Being in the room, I didn’t have the sense that students’ mathematical ideas were really engaged in the lesson. For context, I’ve seen how our pre-service teachers often seem to have about odd ideas about the “engage” part of the 5E model, almost as if it meant “be entertaining”. In my mind, while an “engage” can certainly be entertaining, the point of the engage is to engage ideas, so as to possibly cultivate a sense of curiosity, wonder, puzzlement, surprise, or purpose. With this lesson, I could easily see students walking away from the lesson thinking, “Kids like Candy. This was a good engage because it was about candy. Candy engages kids.” What could have made this engaging of our ideas is if we had the opportunity to think about which one we thought was more candy, to articulate our reasoning and hear others’ reasoning, and then commit to an answer. This would also be an opportunity to model good classroom discourse.
#2 Learning Goals?
The discussion of learning goals centered around two-digit multiplication, and there was sort of a message being sent that this lesson was good because it got students practicing two-digit multiplication without it being a worksheet. Almost like it was good because it a fun exercise that tricked students into practicing math. I’m not saying that’s bad, but I was wondering whether the goal of the lesson was more about estimation and place value, and how we can use place value to estimate. One of the reasons I thought this is because everyone proceeded to do all the multiplication using the standard algorithm. [ I used partial products mostly, for example solving 41*41… by saying 41*10 = 410 takes care of 10 of the 41s, then adding 410 four times to get to 40 “41s”, and then adding one more 41 to finish it off. ] The reason I don’t think this lessons was much about two-digit multiplication is because it wasn’t really about ways of thinking about or doing two-digit multiplication, it was just the procedure used to check to see who had maximized their product. The lesson sort of has to assume you already know how to do it. And now maybe it’s getting you more chance to practice it or a chance for the teacher to assess students’ proficiency , but the mathematical thinking would seem to still be mostly about place value and using place value ideas in the context of the meaning of multiplication. Of course, lessons can have layers of learning, and I’m not saying that you couldn’t have multiple goals, or different goals for different learners.

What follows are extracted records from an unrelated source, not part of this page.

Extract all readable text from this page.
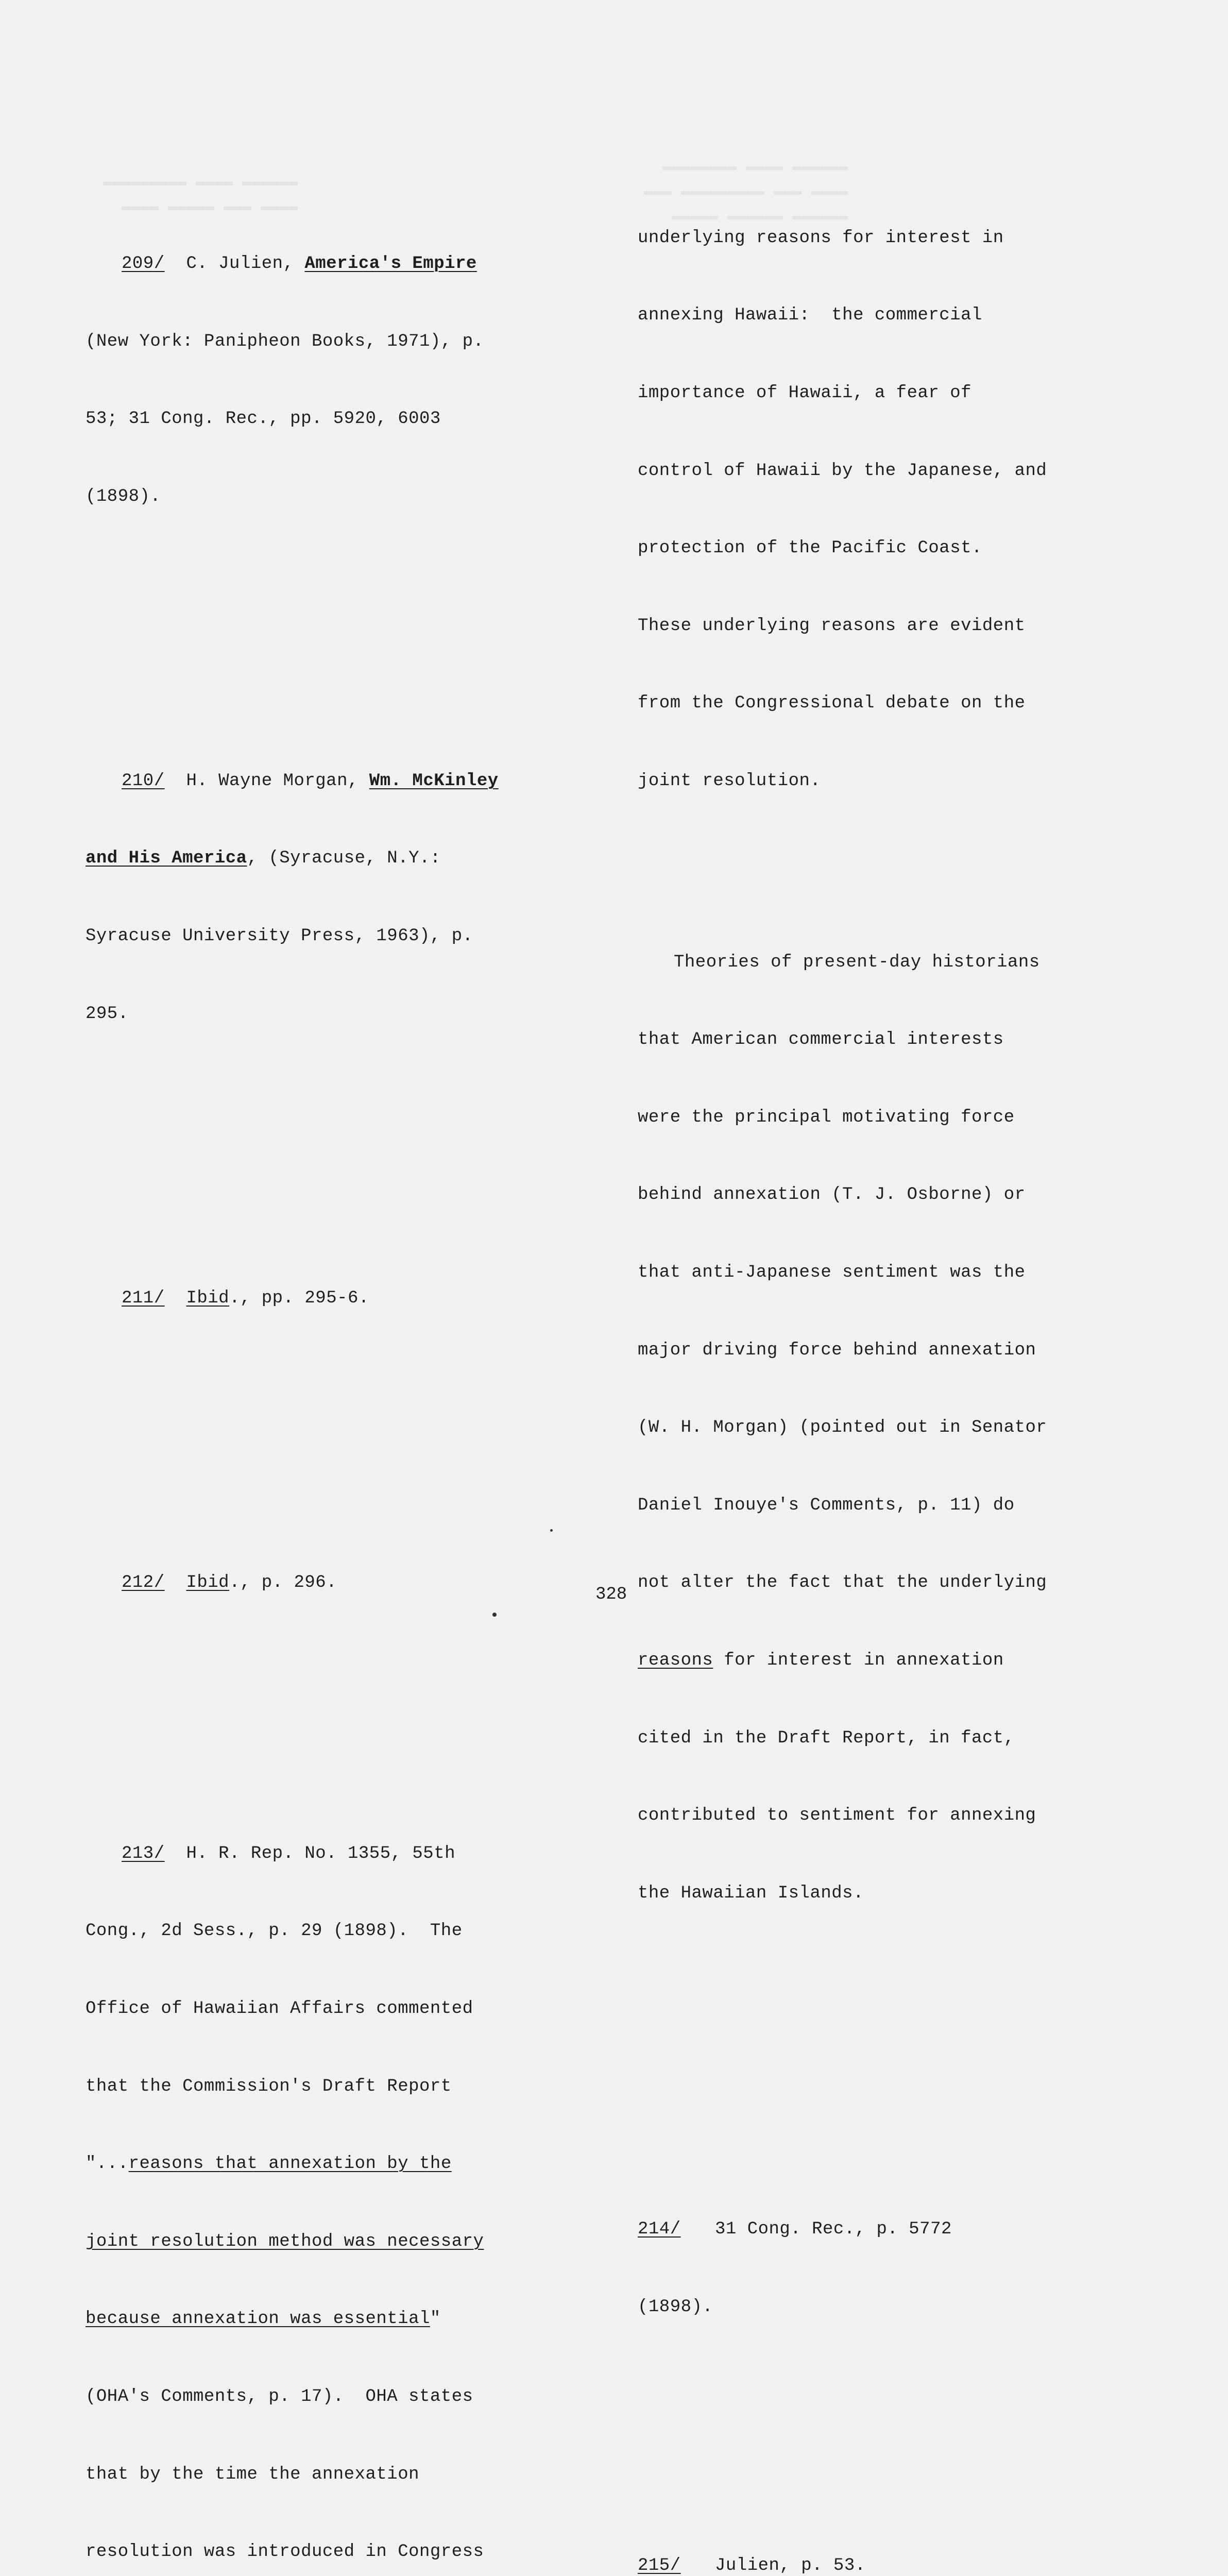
▬▬▬▬▬▬ ▬▬▬▬ ▬▬▬▬▬▬▬▬
▬▬▬▬ ▬▬▬ ▬▬▬▬▬▬▬▬▬ ▬▬▬
▬▬▬▬▬▬ ▬▬▬▬▬▬ ▬▬▬▬▬
▬▬▬▬▬▬ ▬▬▬▬ ▬▬▬▬▬▬▬▬▬
▬▬▬▬ ▬▬▬ ▬▬▬▬▬ ▬▬▬▬

209/ C. Julien, America's Empire

(New York: Panipheon Books, 1971), p.

53; 31 Cong. Rec., pp. 5920, 6003

(1898).

210/ H. Wayne Morgan, Wm. McKinley

and His America, (Syracuse, N.Y.:

Syracuse University Press, 1963), p.

295.

211/ Ibid., pp. 295-6.

212/ Ibid., p. 296.

213/ H. R. Rep. No. 1355, 55th

Cong., 2d Sess., p. 29 (1898).  The

Office of Hawaiian Affairs commented

that the Commission's Draft Report

"...reasons that annexation by the

joint resolution method was necessary

because annexation was essential"

(OHA's Comments, p. 17).  OHA states

that by the time the annexation

resolution was introduced in Congress

underlying reasons for interest in

annexing Hawaii:  the commercial

importance of Hawaii, a fear of

control of Hawaii by the Japanese, and

protection of the Pacific Coast.

These underlying reasons are evident

from the Congressional debate on the

joint resolution.

Theories of present-day historians

that American commercial interests

were the principal motivating force

behind annexation (T. J. Osborne) or

that anti-Japanese sentiment was the

major driving force behind annexation

(W. H. Morgan) (pointed out in Senator

Daniel Inouye's Comments, p. 11) do

not alter the fact that the underlying

reasons for interest in annexation

cited in the Draft Report, in fact,

contributed to sentiment for annexing

the Hawaiian Islands.

214/ 31 Cong. Rec., p. 5772

(1898).

215/ Julien, p. 53.

328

Thinking about the goal in terms of place value and estimation might have made this lesson aligned with common core.
#3 The Highlight for Me?
The highlight for me was at the end of the lesson, where we returned to the candy store. I offered the idea that I didn’t know which one would be bigger, but I knew they would be close, because 100*24 and 60*40 are both 2400. Another student offered the idea that if you ignore the “ones” place, then 5*4 = “20” and “9*2” = 18. That’s such a great idea. Not only is it insightful, but it explicitly built off learning that occurred during the lesson. The teacher said that our two ideas were the same, but I said I didn’t think so. I tried to revoice the students’ idea, and asked if that’s what she was saying. I think now I was estimating by rounding and multiplying, and the other student was estimating by attending to place value, but it didn’t occur to me at the time to say it that way. Our ideas are not entirely different for sure, because they both involve doing something to ignore the ones place.
Anyway, I think the lesson could probably be improved by having more of that–students’ sharing ideas, and a teacher facilitating sense making around those ideas. Of course, understanding and capitalizing on those ideas involves a lot of pedagogical content knowledge. But that student’s ideas could have gotten a lot of airtime, because it was like the perfect contribution.